As leis, a revolução e a poesia, segundo Gonçalo M. Tavares.



Como se faz uma revolução?
Sobre o artesanato explosivo


— Mas como é que se faz uma revolução? Um artesão, por exemplo, pode fazer uma revolução como faz uma jarra?
— Não é bem a mesma coisa.
— Não?
— Uma revolução não é um objecto, não é uma escultura, não é sequer um edifício. Uma revolução não se faz como os engenheiros ou os artesãos fazem coisas.
— Não?
— Uma revolução é uma coisa que não se vê, que não tem um material. Não é feita de pedra, nem de madeira nem de barro.
— Que estranho.
— Exactamente. Uma revolução não ocupa espaço, mesmo depois de ser feita.
— Não ocupa espaço? Não tem largura, comprimento ou altura? Se é assim, então não existe.
— Existe sim. Uma revolução, por exemplo, altera as leis.
— As leis...
— Exactamente. As leis são também coisas que não ocupam espaço como uma mesa ocupa espaço, mas na verdade são essenciais.
— Isso bem sabemos.
— Na verdade, pensando bem, as leis até ocupam espaço, bem mais espaço do que um palácio.
— Como assim?
— As leis ocupam todo o espaço de um país, só que não se vêem.
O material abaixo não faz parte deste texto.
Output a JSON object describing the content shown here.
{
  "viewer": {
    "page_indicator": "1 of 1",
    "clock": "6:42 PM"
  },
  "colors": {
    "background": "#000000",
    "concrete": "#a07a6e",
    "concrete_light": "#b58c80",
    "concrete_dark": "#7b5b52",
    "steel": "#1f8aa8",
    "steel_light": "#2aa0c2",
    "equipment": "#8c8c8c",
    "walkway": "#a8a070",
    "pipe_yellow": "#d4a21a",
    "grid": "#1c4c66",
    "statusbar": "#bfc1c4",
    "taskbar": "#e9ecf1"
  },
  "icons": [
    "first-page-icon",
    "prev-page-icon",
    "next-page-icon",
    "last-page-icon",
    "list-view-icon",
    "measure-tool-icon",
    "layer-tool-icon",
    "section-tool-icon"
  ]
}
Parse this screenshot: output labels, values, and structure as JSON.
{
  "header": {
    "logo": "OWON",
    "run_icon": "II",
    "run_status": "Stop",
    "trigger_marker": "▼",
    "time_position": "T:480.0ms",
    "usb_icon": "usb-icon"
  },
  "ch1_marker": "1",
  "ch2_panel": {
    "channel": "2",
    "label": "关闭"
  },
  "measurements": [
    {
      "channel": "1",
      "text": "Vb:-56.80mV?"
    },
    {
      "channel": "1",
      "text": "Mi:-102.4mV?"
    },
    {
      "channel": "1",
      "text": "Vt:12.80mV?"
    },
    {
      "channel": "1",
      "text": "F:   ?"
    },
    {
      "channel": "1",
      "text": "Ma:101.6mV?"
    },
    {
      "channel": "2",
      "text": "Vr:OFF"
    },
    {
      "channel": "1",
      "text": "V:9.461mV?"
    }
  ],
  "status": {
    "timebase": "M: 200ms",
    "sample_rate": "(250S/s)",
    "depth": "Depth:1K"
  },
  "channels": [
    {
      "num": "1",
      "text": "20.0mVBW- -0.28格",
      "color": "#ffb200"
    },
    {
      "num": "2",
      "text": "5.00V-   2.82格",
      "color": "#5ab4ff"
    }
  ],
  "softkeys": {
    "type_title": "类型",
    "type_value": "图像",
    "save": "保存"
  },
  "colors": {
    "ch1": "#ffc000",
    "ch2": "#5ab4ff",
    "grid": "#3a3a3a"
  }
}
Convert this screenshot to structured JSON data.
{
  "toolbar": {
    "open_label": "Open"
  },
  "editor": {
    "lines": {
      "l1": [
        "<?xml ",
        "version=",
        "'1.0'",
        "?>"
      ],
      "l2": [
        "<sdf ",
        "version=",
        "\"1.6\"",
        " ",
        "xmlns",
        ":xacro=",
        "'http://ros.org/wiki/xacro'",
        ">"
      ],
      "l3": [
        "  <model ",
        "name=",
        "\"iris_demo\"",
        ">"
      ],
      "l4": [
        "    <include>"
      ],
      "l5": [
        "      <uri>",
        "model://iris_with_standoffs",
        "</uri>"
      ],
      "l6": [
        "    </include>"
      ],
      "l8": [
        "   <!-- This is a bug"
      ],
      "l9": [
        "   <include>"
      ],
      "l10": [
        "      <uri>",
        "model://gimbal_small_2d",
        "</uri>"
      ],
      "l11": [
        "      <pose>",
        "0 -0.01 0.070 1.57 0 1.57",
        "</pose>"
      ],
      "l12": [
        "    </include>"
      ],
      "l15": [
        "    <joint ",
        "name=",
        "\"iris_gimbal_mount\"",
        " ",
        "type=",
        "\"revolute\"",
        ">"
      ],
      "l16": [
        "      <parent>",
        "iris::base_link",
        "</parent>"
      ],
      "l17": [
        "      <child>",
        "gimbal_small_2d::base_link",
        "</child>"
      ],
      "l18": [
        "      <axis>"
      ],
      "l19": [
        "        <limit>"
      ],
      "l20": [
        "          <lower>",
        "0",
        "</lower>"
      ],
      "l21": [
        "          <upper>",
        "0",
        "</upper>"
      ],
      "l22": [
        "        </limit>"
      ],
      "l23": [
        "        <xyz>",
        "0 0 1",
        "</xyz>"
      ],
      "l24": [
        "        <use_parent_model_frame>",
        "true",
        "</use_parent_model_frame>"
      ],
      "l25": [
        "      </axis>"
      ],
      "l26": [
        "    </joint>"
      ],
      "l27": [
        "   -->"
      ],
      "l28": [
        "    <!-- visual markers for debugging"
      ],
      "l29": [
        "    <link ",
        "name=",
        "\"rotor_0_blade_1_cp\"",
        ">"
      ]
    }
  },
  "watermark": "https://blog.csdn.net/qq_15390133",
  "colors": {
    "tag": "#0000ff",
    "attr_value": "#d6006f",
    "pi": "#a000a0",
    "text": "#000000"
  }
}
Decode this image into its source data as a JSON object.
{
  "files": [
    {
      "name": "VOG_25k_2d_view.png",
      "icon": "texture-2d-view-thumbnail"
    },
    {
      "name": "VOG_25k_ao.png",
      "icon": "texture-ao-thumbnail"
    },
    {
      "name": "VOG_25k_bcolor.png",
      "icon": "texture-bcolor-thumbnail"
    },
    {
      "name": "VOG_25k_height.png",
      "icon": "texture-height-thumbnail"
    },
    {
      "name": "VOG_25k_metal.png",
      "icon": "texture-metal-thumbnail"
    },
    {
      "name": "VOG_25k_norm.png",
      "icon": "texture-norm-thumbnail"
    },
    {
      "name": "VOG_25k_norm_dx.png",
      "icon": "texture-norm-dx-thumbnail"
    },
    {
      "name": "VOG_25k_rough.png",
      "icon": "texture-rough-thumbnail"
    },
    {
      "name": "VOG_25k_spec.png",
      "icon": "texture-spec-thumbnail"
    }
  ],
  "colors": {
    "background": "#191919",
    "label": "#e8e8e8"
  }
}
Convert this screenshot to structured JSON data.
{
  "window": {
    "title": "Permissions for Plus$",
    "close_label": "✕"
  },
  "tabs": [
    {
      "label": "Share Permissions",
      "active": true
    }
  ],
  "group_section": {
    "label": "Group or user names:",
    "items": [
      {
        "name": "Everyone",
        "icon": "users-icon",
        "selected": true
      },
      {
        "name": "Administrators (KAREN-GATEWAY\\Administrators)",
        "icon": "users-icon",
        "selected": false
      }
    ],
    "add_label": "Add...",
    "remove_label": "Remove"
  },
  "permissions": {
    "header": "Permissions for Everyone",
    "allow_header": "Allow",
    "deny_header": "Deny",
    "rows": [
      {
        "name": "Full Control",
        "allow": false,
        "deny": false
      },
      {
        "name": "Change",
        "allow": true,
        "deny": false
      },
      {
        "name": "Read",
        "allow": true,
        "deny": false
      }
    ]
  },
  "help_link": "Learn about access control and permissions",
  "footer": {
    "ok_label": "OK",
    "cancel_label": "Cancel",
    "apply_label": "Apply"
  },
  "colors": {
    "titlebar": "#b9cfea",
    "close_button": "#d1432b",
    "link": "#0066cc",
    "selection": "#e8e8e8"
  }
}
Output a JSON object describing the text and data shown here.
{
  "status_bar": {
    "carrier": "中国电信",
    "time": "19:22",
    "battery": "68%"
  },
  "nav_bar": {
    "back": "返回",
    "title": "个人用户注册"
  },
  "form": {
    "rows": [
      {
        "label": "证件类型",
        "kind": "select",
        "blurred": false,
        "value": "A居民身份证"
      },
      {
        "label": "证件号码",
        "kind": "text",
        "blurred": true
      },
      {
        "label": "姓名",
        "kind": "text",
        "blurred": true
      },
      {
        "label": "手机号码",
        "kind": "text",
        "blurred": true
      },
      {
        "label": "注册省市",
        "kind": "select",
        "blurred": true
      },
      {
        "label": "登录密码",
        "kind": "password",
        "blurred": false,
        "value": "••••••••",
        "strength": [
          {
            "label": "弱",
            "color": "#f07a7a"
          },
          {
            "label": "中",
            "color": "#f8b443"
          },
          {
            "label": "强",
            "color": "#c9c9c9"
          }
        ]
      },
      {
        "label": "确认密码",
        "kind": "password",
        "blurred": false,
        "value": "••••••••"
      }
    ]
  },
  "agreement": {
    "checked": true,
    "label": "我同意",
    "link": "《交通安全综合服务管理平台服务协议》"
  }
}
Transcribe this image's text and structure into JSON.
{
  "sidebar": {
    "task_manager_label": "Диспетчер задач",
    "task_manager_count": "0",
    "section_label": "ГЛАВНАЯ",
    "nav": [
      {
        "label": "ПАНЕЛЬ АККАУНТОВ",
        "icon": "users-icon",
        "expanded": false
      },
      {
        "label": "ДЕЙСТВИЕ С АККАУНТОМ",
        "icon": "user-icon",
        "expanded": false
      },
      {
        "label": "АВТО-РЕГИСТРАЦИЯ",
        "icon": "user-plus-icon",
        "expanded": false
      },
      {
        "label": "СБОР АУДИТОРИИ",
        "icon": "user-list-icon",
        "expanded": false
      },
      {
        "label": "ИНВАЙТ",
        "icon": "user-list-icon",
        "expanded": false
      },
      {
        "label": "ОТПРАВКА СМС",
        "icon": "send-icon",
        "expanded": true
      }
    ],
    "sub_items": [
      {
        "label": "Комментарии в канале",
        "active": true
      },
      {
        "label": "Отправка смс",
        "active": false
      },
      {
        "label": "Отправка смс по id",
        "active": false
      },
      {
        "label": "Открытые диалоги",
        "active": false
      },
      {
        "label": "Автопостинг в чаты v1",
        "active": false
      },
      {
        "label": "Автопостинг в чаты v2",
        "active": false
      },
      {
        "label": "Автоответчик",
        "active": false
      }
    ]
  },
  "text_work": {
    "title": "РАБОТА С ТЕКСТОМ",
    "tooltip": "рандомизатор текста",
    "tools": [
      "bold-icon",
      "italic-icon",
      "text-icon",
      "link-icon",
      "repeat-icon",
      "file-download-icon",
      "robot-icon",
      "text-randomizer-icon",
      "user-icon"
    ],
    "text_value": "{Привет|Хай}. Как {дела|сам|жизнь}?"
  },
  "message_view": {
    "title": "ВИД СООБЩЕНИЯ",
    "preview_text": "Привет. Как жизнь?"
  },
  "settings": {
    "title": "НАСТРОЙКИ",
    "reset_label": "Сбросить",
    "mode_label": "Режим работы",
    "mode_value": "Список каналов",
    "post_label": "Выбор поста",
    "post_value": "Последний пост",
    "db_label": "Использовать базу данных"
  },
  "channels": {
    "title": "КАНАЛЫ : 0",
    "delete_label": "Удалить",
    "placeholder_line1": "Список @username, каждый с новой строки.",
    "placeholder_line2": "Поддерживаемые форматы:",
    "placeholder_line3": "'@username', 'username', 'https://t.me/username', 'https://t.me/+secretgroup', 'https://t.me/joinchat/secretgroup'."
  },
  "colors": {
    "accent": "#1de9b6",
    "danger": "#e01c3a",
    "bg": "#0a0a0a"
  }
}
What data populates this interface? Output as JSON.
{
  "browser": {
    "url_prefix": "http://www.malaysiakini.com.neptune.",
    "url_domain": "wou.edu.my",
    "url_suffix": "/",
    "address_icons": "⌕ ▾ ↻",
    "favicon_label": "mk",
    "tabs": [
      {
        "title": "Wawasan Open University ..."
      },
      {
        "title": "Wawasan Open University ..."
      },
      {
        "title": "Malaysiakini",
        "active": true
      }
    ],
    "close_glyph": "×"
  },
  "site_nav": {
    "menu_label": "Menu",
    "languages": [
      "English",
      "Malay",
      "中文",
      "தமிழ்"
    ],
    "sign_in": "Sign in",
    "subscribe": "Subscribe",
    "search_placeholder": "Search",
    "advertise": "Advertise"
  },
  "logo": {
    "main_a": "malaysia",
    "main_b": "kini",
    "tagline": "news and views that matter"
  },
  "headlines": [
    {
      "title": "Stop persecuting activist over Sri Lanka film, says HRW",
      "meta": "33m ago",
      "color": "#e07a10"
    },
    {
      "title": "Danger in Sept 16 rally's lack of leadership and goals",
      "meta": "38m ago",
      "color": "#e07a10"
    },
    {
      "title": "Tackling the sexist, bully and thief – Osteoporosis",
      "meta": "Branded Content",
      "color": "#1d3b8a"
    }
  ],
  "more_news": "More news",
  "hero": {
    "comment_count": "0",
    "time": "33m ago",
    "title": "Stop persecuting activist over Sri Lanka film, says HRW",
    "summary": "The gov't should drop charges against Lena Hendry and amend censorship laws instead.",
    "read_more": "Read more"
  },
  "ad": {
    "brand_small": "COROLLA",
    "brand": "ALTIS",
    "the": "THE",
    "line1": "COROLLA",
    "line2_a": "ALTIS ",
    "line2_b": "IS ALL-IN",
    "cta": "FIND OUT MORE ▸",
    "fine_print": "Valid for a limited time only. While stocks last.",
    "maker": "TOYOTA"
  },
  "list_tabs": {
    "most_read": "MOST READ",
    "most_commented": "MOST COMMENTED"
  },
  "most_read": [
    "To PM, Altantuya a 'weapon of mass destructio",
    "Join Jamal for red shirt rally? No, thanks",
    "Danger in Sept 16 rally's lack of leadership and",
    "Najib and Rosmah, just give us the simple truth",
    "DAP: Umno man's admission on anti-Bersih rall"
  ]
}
Não pesam.
— Não percebo.
— É assim mesmo. As leis são como o oxigénio: estão em todo o lado mas não as vês.
— É uma formulação possível, mas estranha.
— E é por isso mesmo que as revoluções são importantes. As revoluções alteram o oxigénio, a atmosfera, em suma, as leis – e isso é que é significativo. Deitar abaixo prédios ou palácios ou mandar construir novos palácios, isso é pouco relevante.
— Pensava que um dos passos imprescindíveis para uma revolução era deitar edifícios abaixo.
— Isso é para crianças. O mais difícil é deitar abaixo certas leis e pôr, no seu lugar, outras. Isso é que é complicado.
— Portanto, a revolução não é apenas uma ginástica social ou política.
— É isso. Quando levantas os braços ao lado de milhares de outros braços, o que parece uma aula de ginástica colectiva passa a ser uma revolução se, em vez de dizeres: 1, 2, 3, disseres: acabemos com a lei Y. Entendes?
— Mais ou menos.
— Uma aula de ginástica e de treino coral transforma-se em revolução se os gestos forem dirigidos politicamente e se o conteúdo dos cantos for também político. Ou seja, reclamam uma mudança de oxigénio, uma mudança de ar na cidade.
— De ar...
— Trata-se de mudar as leis, ou seja, as palavras que estão num código legislativo.
— No fundo, faz-se uma revolução para mudar de letras. É isso?
— Não é para mudar de letras, não. As letras são as mesmas. Uma revolução não muda de alfabeto. Nas revoluções não se exige passar do nosso alfabeto para o alfabeto cirílico, por exemplo.
— Mas isso sim, seria uma grande revolução.
— Talvez. Mas o que se exige é mudar a ordem das letras, a combinação das letras, a forma como as letras – ao lado umas das outras – formam palavras. No fundo, queremos uma nova combinação entre palavras.
— As revoluções seguem assim a metodologia que alguns poetas aconselhavam: promover uma nova combinação de palavras. Encontros raros entre palavras, era uma das definições de poesia.
— Uma nova combinação entre palavras velhas, entre palavras que já existiam.
— Exacto.
— É isso que é mudar de leis: mudar a combinação das velhas palavras. Por exemplo, um estava um SIM aparece um NÃO, e vice-versa.
— Fazemos então uma revolução para encontrar novas combinações de linguagem.
— Como os poetas, eu diria que, se necessário, pegam em dinamite.
— Mas não há dinamite poético – ou há?
—   Ah, meu caro, meu caro!, sabe tão pouco de substantivos como de explosivos. 


O torcicologologista, Excelência, Gonçalo M. Tavares



Portanto: as leis são como o oxigénio, as revoluções mudam as leis, mudam o oxigénio. Mudam o oxigénio propondo novas combinações de letras. Uma revolução poética, por seu turno, é uma nova combinatória das palavras de sempre. Transforma uma palavra portátil numa palavra poética (usemos os termos de Ruy Belo).

Este diálogo, do meu ponto de vista, fala silenciosamente com «A revolução das letras», uma das histórias do Têpluquê de Manuel António Pina:

«Mas por mais que os gramáticos fizessem nunca mais conseguiriam meter as letras na ordem alfabética. E depois das letras revoltaram-se as palavras, e depois os livros, e depois as bibliotecas, e depois tudo.»
 
As letras começam a revolução. Depois são seguidas por tudo.